Credit: G. Oxilia
A study that appeared today on Current Biology sheds new light on the continental migrations which shaped the genetic background of all present Europeans. The research generates new ancient DNA evidence and direct dating from a fragmentary fossil mandible belonging to an individual who lived ~17,000 years ago in northeastern Italy (Riparo Tagliente, Verona).

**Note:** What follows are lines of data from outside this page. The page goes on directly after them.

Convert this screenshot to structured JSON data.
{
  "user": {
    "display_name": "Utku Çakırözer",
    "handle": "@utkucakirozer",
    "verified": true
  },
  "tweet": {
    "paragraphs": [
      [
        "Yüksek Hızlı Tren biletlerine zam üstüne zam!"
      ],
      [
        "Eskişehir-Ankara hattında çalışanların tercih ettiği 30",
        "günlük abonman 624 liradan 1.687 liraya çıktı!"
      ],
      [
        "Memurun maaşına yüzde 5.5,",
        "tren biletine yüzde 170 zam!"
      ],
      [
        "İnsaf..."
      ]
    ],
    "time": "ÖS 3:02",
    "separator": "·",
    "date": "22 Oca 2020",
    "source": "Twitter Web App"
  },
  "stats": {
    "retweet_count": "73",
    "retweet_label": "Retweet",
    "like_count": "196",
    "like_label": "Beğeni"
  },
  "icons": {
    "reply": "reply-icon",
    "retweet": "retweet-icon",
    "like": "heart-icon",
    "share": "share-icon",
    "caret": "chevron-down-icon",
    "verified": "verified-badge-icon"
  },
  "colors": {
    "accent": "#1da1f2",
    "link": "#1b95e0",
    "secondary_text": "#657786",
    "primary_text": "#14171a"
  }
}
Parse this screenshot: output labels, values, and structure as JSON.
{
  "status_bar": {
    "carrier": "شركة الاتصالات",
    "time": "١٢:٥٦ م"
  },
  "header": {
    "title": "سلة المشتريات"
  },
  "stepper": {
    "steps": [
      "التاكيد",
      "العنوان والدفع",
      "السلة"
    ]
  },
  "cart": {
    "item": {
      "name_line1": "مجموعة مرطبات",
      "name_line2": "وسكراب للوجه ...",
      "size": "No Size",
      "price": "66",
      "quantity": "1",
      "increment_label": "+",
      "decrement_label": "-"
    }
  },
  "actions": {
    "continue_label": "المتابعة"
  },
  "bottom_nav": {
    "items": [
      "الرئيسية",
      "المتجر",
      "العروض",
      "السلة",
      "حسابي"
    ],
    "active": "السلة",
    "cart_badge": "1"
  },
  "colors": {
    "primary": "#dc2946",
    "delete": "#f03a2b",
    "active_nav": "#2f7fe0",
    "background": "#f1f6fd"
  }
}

The results backdate by about 3,000 years the diffusion in Southern Europe of a genetic component linked to Eastern Europe/Western Asia previously believed to have spread westwards during later major warming shifts.
“By looking into the past of this particular individual, who was one of the first settlers of the southern Alps after the Last Glacial peak, we found evidence that the previously documented genetic replacement which changed the makeup of Southern European Hunter Gatherers started at least 17,000 years ago,” said lead author Eugenio Bortolini (University of Bologna), “much earlier than we previously thought, and in a very different scenario”.

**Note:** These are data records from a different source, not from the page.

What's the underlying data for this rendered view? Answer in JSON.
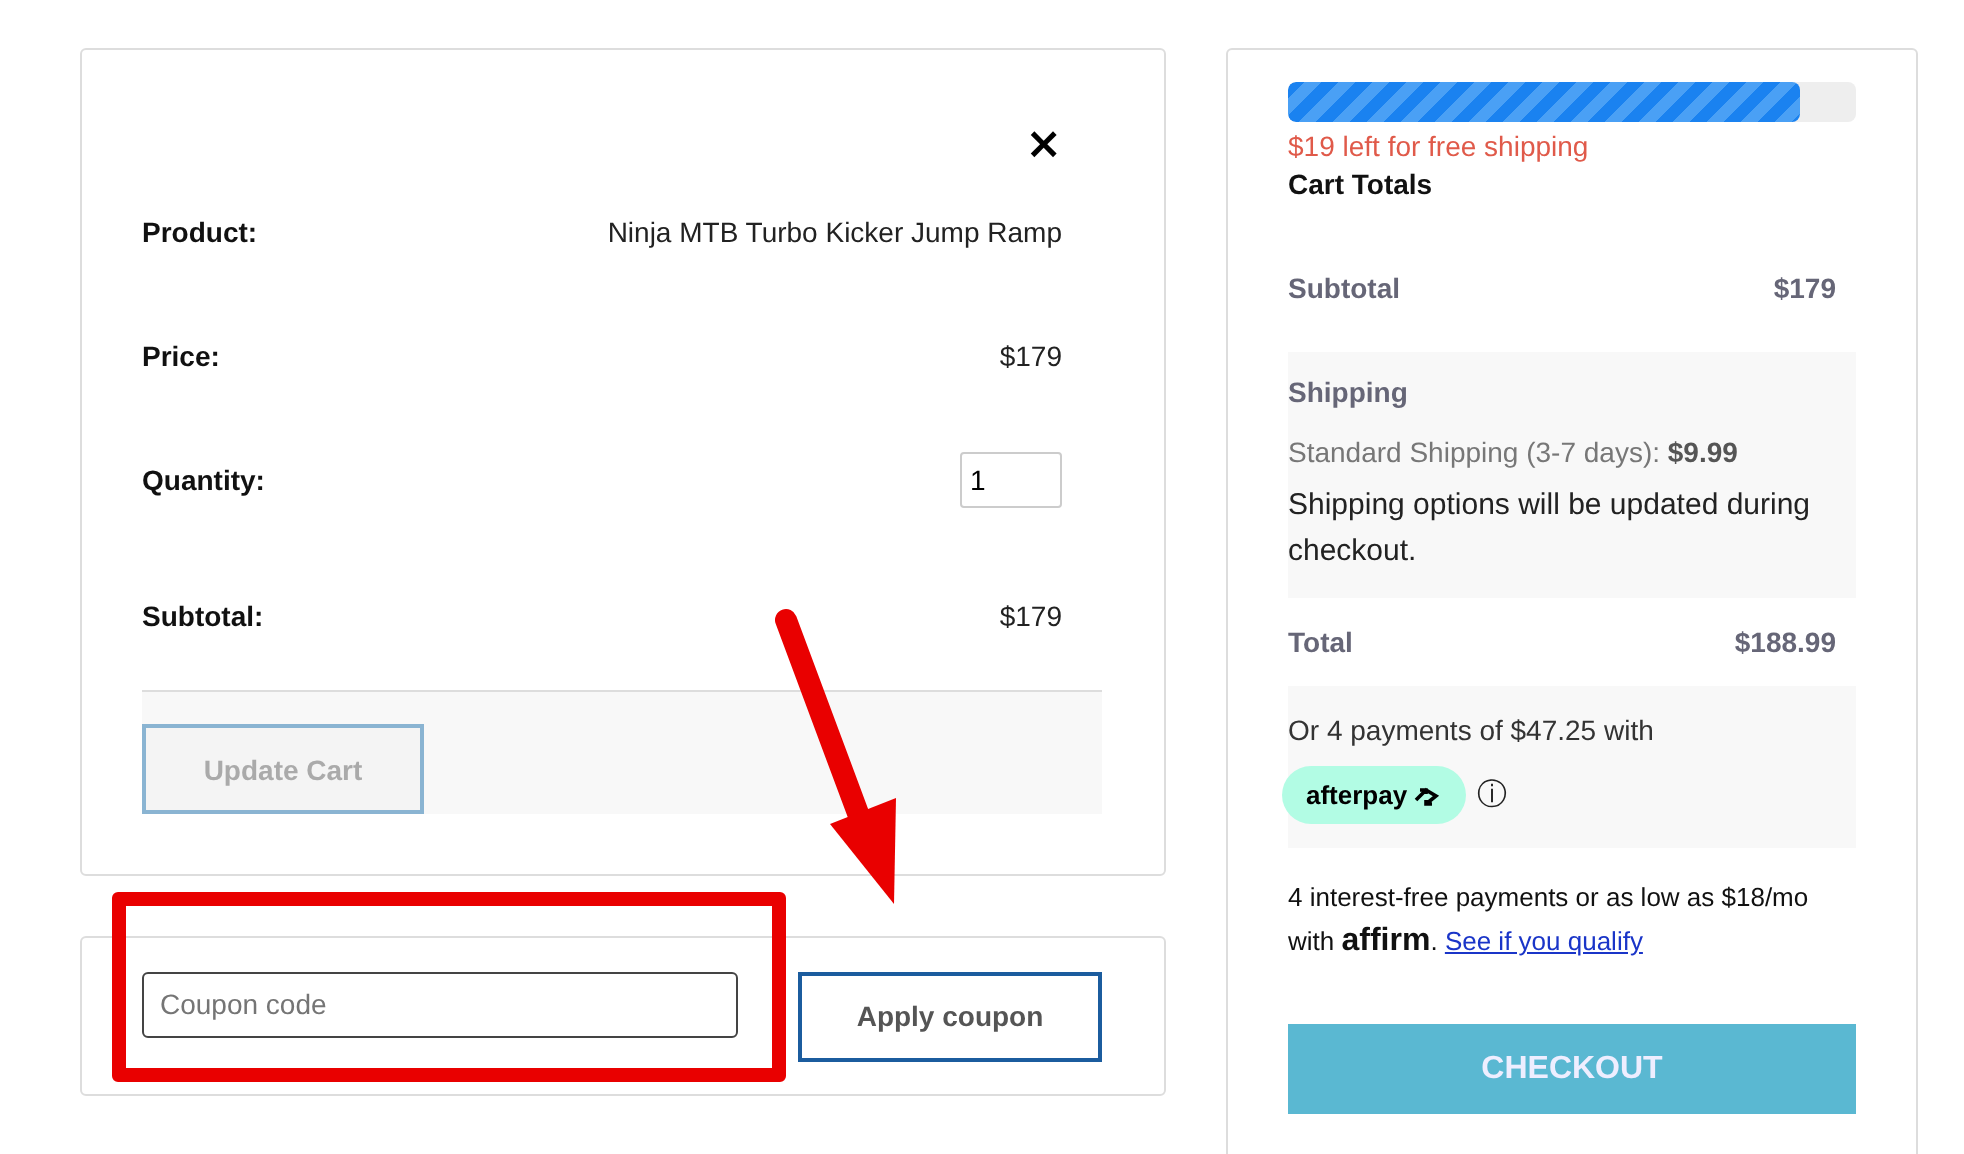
{
  "cart_item": {
    "close": "×",
    "rows": [
      {
        "label": "Product:",
        "kind": "text",
        "value": "Ninja MTB Turbo Kicker Jump Ramp"
      },
      {
        "label": "Price:",
        "kind": "text",
        "value": "$179"
      },
      {
        "label": "Quantity:",
        "kind": "input",
        "value": "1"
      },
      {
        "label": "Subtotal:",
        "kind": "text",
        "value": "$179"
      }
    ],
    "update_button": {
      "label": "Update Cart",
      "disabled": true
    }
  },
  "coupon": {
    "placeholder": "Coupon code",
    "button": "Apply coupon"
  },
  "cart_totals": {
    "free_shipping": {
      "level": 0.9,
      "message": "$19 left for free shipping"
    },
    "title": "Cart Totals",
    "subtotal": {
      "label": "Subtotal",
      "value": "$179"
    },
    "shipping": {
      "label": "Shipping",
      "method": "Standard Shipping (3-7 days): **$9.99**",
      "note": "Shipping options will be updated during checkout."
    },
    "total": {
      "label": "Total",
      "value": "$188.99"
    },
    "afterpay": {
      "message": "Or 4 payments of $47.25 with",
      "badge": "afterpay",
      "info": "ⓘ"
    },
    "affirm": {
      "message": "4 interest-free payments or as low as $18/mo with **affirm**.",
      "link": "See if you qualify"
    },
    "checkout": "CHECKOUT"
  }
}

The ancient genome obtained at Riparo Tagliente is in fact of particular importance, “since it supports the persistence of exchange networks and the movement of people across southern Europe immediately after the Last Glacial Maximum, well before the onset of much warmer climatic shifts,” said Luca Pagani (University of Padova and Institute of Genomics of the University of Tartu), co-first author of the work.

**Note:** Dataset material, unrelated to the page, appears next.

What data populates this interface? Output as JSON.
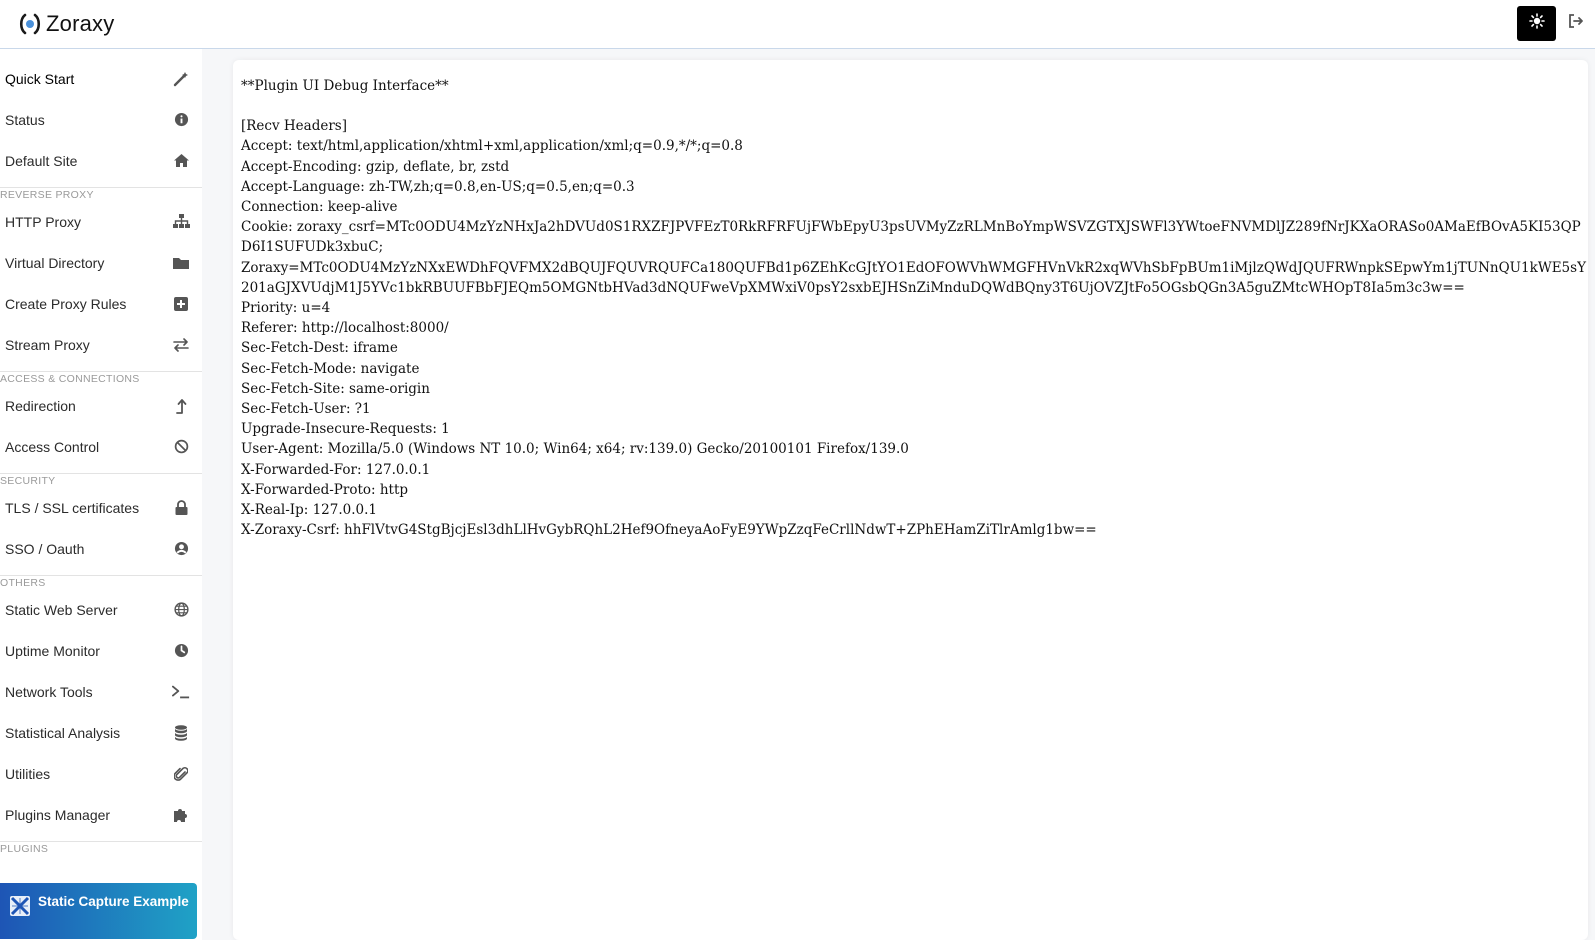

This individual, whose half-mandible had been found at Riparo Tagliente in 1963, shares genetic affinities with an Iberian individual who lived up to 19,000 years ago, and maternal and paternal genetic affinities with southern Italian and European individuals who lived around 14,000 years ago, suggesting that population movements may have spread these genetic variants in Southern Europe even before the occupation of Riparo Tagliente, and may have been intermittent but persisting during colder phases. “Direct dating of human fossils is once again critical to disentangle and interpret complex archaeological contexts”, adds Sahra Talamo, coauthor of the study.
The analysis of the mandible also allowed the authors to unveil some details concerning this particular settler of Riparo Tagliente: “The fragment belongs to a young male affected by cementoma, a quite rare anomaly in the development of dental tissue” adds Gregorio Oxilia, co-first author of the study, “and might shed light on the distribution of such conditions in pre-Neolithic societies”.
The research was coordinated by the University of Bologna (Italy) in close collaboration with a vast international network including the University of Padova (Italy), the Institute of Genomics of the University of Tartu (Estonia), the University of Tu?bingen (Germany), the University of Ferrara (Italy), the Institute of Genetics and Biophysics of the National Research Council of Italy, KU Leuven (Belgium), Institució Milà i Fontanals of the Spanish National Research Council, Sequentia Biotech (Spain), University of Venice Ca’ Foscari (Italy), The “Abdus Salam” International Centre for Theoretical Physics (Trieste, Italy), Monash University (Melbourne , Australia), University of Florence (Italy), and several professional dentist surgeons. Excavations at Riparo Tagliente which made this study possible are led and supervised by Federica Fontana and coordinated by the University of Ferrara.
“This finding opens important questions concerning the role and impact of population movements on the major cultural transitions documented by archaeologists in Southern Europe” concludes Stefano Benazzi, senior author of the study, “some of which temporally coincide with the date emerged for the individual found at Riparo Tagliente. Future research will dig more into these new hypotheses concerning the ancestry of modern Europeans”.